For conspicuous gallantry and intrepidity at the risk of his life above and beyond the call of duty while serving with Company F, in action against enemy aggressor forces. While accompanying a patrol en route to occupy a combat outpost forward of friendly lines, Private First Class Simanek exhibited a high degree of courage and a resolute spirit of self-sacrifice in protecting the lives of his fellow marines. With his unit ambushed by an intense concentration of enemy mortar and small-arms fire, and suffering heavy casualties, he was forced to seek cover with the remaining members of the patrol in a nearby trench line. Determined to save his comrades when a hostile grenade was hurled into their midst, he unhesitatingly threw himself on the deadly missile absorbing the shattering violence of the exploding charge in his body and shielding his fellow marines from serious injury or death. Gravely wounded as a result of his heroic action, Private First Class Simanek, by his daring initiative and great personal valor in the face of almost certain death, served to inspire all who observed him and upheld the highest traditions of the U.S. Naval Service.

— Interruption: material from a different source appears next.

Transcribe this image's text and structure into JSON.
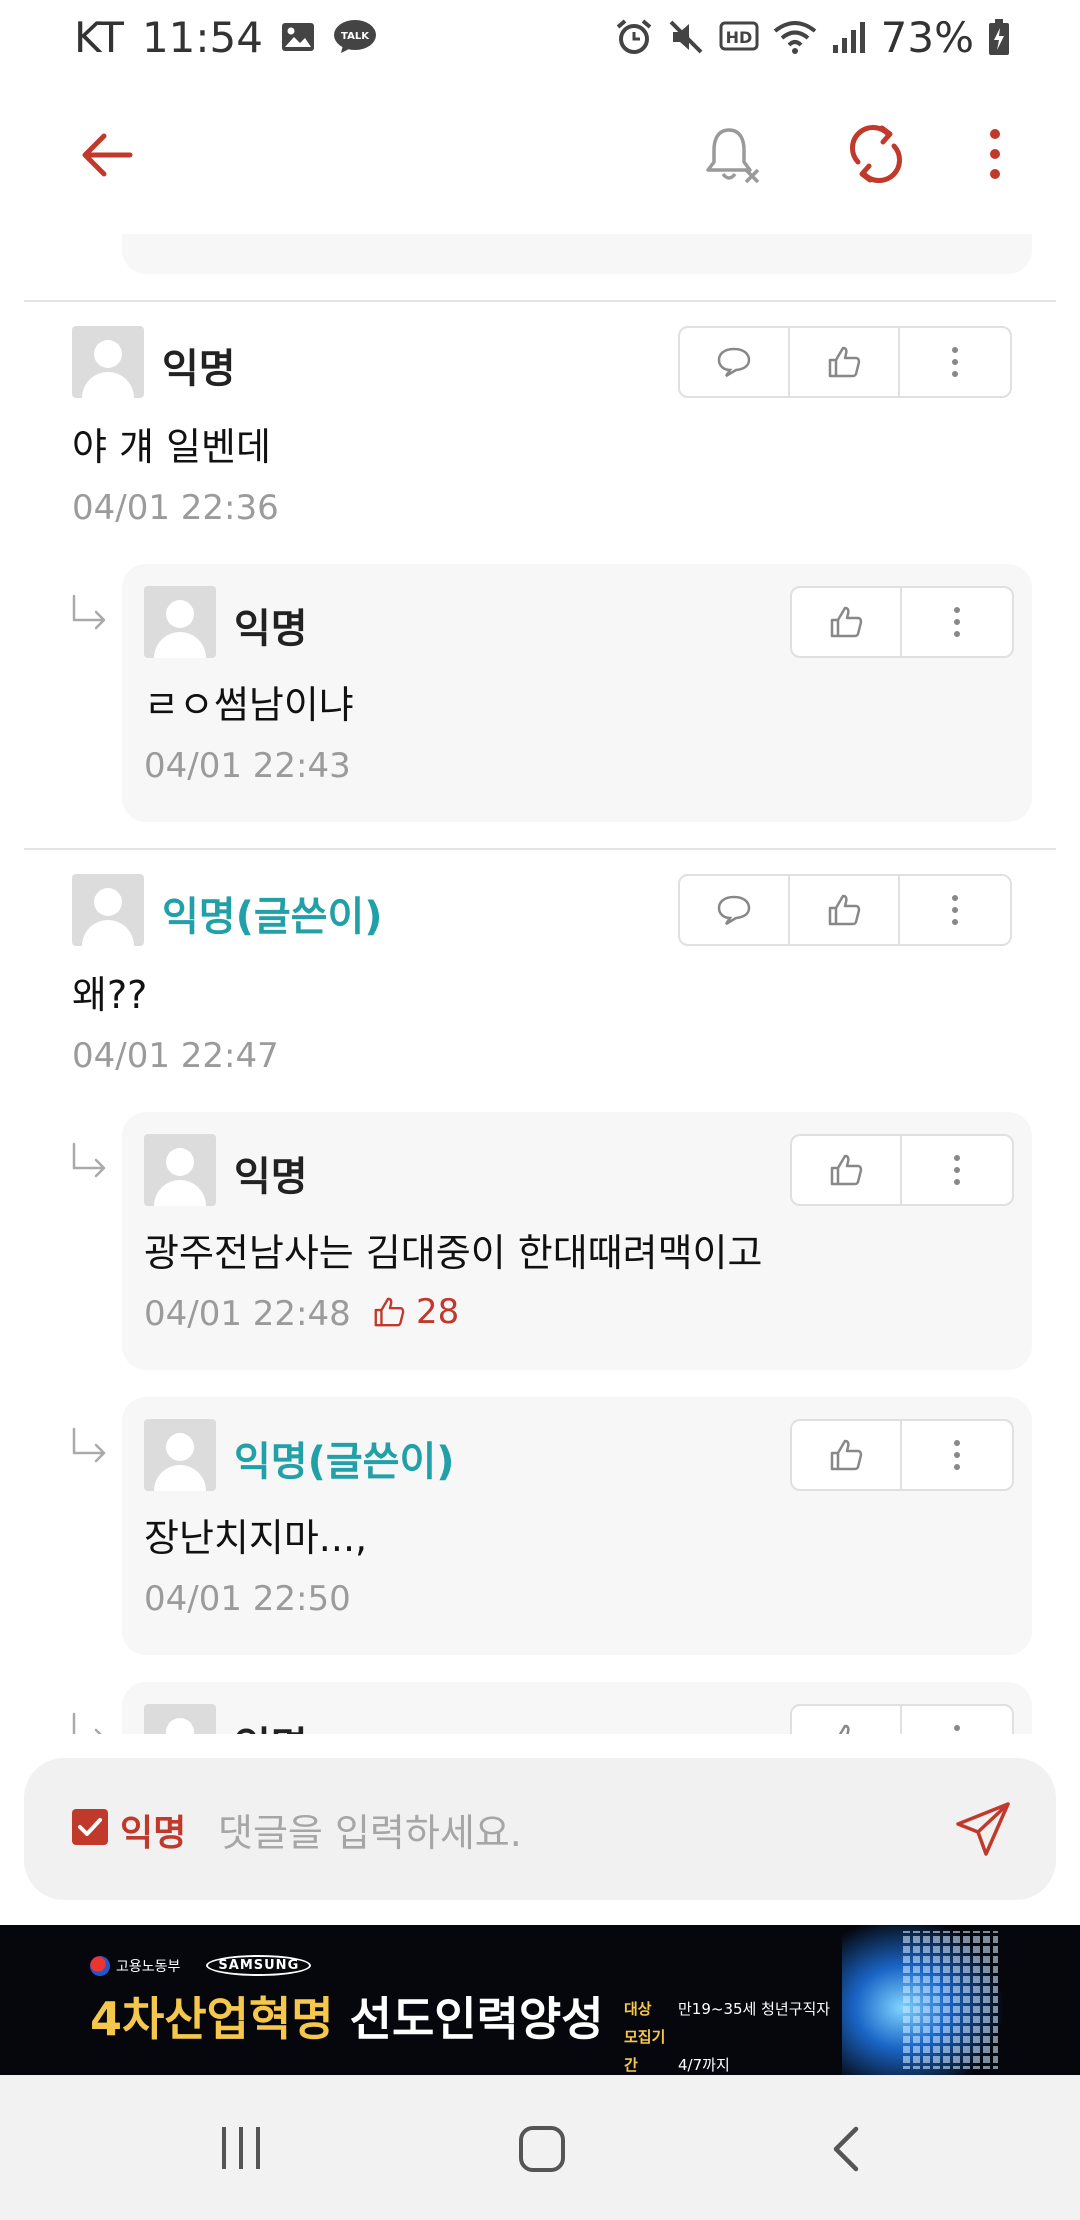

I kind of liked this quote:

“I had been to the outpost before and thought of it as a somewhat vacation because no action had ever been there all the time I’d been on that particular part of the line,” Mr. Simanek recalled in an interview with the government website Department of Defense News in 2020. “So I took an old Reader’s Digest and a can of precious beer in my big back pocket and thought I was really going to have a relaxing situation. It didn’t turn out that way.”

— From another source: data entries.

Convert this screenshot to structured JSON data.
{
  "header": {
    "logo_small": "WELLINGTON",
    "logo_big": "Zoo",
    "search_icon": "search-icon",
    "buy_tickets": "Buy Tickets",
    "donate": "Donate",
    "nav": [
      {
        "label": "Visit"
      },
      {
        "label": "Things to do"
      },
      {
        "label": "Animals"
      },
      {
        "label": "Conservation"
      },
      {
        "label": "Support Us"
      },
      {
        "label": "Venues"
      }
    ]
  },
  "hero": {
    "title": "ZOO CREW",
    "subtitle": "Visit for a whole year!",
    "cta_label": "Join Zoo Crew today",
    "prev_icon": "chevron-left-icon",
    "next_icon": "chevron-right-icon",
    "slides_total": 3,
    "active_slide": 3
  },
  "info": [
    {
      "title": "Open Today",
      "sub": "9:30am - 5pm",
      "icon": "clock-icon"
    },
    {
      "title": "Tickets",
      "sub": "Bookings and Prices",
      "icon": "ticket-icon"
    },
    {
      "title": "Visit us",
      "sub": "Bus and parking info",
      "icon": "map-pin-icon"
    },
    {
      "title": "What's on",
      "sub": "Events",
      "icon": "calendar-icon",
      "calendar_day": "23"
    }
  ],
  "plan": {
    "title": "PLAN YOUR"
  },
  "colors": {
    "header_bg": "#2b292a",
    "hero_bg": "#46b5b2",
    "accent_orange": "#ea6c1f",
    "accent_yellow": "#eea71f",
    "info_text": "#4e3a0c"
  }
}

He was 92. His death (according to the NYT) leaves two surviving MoH recipients from the Korean War: Hiroshi Miyamura, who is 96, and Ralph Puckett Jr., who is 95.

Rep. Jackie Walorski (R-Indiana) was killed in a car accident yesterday. Two of her aides, district director Zachery Potts and communications director Emma Thomson, were also killed.

Lawrence sent over an obit for British actor John Steiner, who died in a car accident on Sunday. Credits include “Caligula”, “Deported Women of the SS Special Section”, and “The .44 Specialist”.

Richard Tait, co-inventor of “Cranium”. He was 58, and died of COVID complications.

Dallas Edeburn, deputy with the Ramsey County Sheriff’s Office in Minnesota. He was found dead in his car after his shift. In March of 2021, he was in a serious accident when his patrol car was hit by a stolen car fleeing from the police. Other officers pulled him from his burning car, and he sustained pretty serious injuries. It isn’t clear if his death is related to the previous incident.

Johnny Famechon, former featherweight champion of the world.

The Australian boxer’s most memorable world title victory was his decision win against Cuban Jose Legra for the WBC title at London’s Albert Hall in 1969. Famechon boxed professionally for more than 20 years and had a record of 56 wins (20 by knockout), five losses and six draws.